Constraints in Feature Space and Parameter Space

The knowledge of a pre-trained vision-language model can be viewed as stored within two key components: the feature space and the parameter space. The feature space refers to the output generated by the model’s final layer, while the parameter space encompasses the model’s weights. To address the issue of catastrophic forgetting, we propose the application of constraints to both the feature space and parameter space.

feature space

Within the feature space, we employ an LwF-style loss to encourage the model’s output to resemble that of the pre-trained model. The loss is defined as $\mathcal{L}=\text{CE}(\bm{p},\bm{\overline{p}})=-\sum_{j=1}^m\bm{p}_j\cdot\log\bm{\overline{p}}_j$, and it is applied to both the text and image components. The key distinction between our approach and LwF lies in the introduction of reference datasets and a reference model. The reference dataset should possess semantic diversity and does not necessarily need to be labeled, pre-trained, or contain matched image-text pairs. Meanwhile, the reference model refers to the pre-trained model itself, rather than the model trained on the previous task as in LwF. Further details and ablation studies involving various choices are presented in the accompanying figure.

Ablation

In the parameter space, we draw inspiration from WiSE-FT, which combines the fine-tuned model and the pre-trained model to achieve an improved balance between zero-shot performance and task-specific performance.

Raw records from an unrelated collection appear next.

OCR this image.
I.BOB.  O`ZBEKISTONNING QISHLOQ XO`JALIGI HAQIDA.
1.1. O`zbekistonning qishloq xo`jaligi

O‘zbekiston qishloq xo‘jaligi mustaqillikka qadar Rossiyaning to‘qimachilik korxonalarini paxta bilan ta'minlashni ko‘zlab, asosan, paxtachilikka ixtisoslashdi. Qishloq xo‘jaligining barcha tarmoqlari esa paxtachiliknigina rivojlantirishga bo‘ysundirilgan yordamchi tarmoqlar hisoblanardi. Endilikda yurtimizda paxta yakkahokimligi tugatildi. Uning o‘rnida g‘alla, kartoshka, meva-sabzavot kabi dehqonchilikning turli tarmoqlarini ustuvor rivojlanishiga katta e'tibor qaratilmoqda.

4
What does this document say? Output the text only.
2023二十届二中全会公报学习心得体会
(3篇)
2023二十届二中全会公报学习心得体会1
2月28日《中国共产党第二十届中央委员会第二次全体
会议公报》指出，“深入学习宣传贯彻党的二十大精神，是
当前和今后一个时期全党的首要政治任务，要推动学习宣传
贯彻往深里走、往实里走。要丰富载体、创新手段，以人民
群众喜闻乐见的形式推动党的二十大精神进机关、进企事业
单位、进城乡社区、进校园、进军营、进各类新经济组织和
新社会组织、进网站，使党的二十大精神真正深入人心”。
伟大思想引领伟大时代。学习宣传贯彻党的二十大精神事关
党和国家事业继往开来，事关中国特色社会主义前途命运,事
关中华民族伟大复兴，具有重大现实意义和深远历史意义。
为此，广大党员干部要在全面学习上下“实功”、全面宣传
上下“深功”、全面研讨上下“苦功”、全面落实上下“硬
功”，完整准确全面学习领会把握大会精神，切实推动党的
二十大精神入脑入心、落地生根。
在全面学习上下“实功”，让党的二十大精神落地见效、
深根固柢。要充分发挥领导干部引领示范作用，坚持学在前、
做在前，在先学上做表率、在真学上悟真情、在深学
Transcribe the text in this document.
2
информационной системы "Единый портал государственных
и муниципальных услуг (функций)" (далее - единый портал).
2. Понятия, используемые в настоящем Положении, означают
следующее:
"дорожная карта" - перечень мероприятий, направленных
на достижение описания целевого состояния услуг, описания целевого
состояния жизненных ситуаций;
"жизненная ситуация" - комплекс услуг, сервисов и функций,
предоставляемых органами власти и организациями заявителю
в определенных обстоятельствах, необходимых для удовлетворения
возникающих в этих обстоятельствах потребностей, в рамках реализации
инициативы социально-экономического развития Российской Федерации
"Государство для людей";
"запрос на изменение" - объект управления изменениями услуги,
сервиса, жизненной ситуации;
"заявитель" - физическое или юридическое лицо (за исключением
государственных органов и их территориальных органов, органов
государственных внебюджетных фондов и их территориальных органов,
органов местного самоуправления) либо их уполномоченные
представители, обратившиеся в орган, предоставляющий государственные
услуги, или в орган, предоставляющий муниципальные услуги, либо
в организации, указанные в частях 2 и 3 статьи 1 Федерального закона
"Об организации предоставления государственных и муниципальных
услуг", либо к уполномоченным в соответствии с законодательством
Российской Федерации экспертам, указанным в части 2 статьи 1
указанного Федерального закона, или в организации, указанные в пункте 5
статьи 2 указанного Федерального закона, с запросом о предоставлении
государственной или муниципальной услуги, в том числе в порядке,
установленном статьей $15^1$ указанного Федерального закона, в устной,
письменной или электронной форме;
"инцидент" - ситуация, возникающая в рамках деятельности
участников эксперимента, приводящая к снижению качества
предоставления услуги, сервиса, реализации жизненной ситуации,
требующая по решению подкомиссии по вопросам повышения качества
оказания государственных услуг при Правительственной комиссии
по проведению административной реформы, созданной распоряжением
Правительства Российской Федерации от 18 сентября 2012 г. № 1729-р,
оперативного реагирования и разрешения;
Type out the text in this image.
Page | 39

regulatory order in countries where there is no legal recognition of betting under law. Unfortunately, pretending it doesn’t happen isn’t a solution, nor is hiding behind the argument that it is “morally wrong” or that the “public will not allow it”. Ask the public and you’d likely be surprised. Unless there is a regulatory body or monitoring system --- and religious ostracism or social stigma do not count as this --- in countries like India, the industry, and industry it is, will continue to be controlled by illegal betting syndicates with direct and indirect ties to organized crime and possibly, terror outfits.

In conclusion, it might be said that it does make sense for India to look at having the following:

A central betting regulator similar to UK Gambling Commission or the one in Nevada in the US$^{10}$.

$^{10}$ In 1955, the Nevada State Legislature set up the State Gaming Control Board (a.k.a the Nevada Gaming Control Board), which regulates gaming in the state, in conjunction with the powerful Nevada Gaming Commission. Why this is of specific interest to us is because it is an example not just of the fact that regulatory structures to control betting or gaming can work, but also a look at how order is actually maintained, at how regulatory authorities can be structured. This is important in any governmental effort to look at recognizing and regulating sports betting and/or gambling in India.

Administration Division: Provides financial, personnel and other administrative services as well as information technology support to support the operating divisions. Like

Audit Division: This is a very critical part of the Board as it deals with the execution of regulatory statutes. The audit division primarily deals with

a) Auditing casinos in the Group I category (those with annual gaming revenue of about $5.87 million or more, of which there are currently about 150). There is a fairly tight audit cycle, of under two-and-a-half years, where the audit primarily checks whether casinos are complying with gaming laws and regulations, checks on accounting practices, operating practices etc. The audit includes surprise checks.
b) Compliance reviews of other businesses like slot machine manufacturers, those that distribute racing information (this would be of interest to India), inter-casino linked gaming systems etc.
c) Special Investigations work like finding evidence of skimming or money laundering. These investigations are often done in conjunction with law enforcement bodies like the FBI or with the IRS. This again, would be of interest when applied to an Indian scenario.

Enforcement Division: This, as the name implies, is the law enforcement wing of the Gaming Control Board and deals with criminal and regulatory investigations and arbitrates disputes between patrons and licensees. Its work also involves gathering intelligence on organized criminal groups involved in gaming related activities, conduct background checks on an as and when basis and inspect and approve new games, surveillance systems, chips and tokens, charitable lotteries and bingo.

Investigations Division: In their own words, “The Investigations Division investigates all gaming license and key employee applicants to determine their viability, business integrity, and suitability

We observe that model checkpoints obtained during training can be seen as different trade-offs. Therefore, we can create an ensemble of these models to better retain parameter knowledge. This update process bears similarities to Stochastic Weight Averaging (SWA):

$$ \begin{equation} \hat{\theta}t = \begin{cases} \theta_0 & t=0 \ \frac{1}{t+1}{\theta}{t} + \frac{t}{t+1}\cdot\hat{\theta}_{t-1} & \text{every I iterations} \end{cases}. \end{equation} $$

Tradeoff

Results

We assess the effectiveness of our method on both our Multi-domain Task Incremental Learning (MTIL) benchmark and traditional incremental learning datasets. Here, we present the results specifically for the MTIL benchmark. Within this benchmark, the Transfer metric gauges the performance on previously unseen datasets, while the Last metric represents the final performance achieved after all the continuous learning steps. Our method demonstrates a significant enhancement in the Last performance, with only a minimal decrease in the Transfer performance. This indicates that our approach effectively improves the model’s overall performance while maintaining its ability to transfer knowledge to new tasks.

experiment

We visualize the feature space of the Aircraft dataset after applying MTIL. By collecting the features from the outputs of five models and applying t-SNE, we can observe the distribution of the features. The figure below demonstrates that our method is successful in preserving the feature space of the pre-trained model, resulting in an almost identical feature space to that of the original pre-trained model. This visualization indicates that our method effectively retains the important features of the pre-trained model throughout the MTIL process.

visualization

Discussion

In the era of large-scale models, traditional continual learning from scratch may have become less practically significant. However, the ability to fine-tune a pre-trained model on new tasks remains crucial. Incorporating the latest information, adding domain-specific knowledge, or rectifying mistakes in the pre-trained model are all potential applications. Continual learning proves to be a much more efficient approach compared to re-collecting datasets and retraining the model from scratch. Our paper addresses the zero-shot transfer degradation in this task and evaluates our method on the CLIP model. As language and vision models gain popularity, extending the application of our method to multimodal models such as MiniGPT4 and LLaVA holds promising prospects.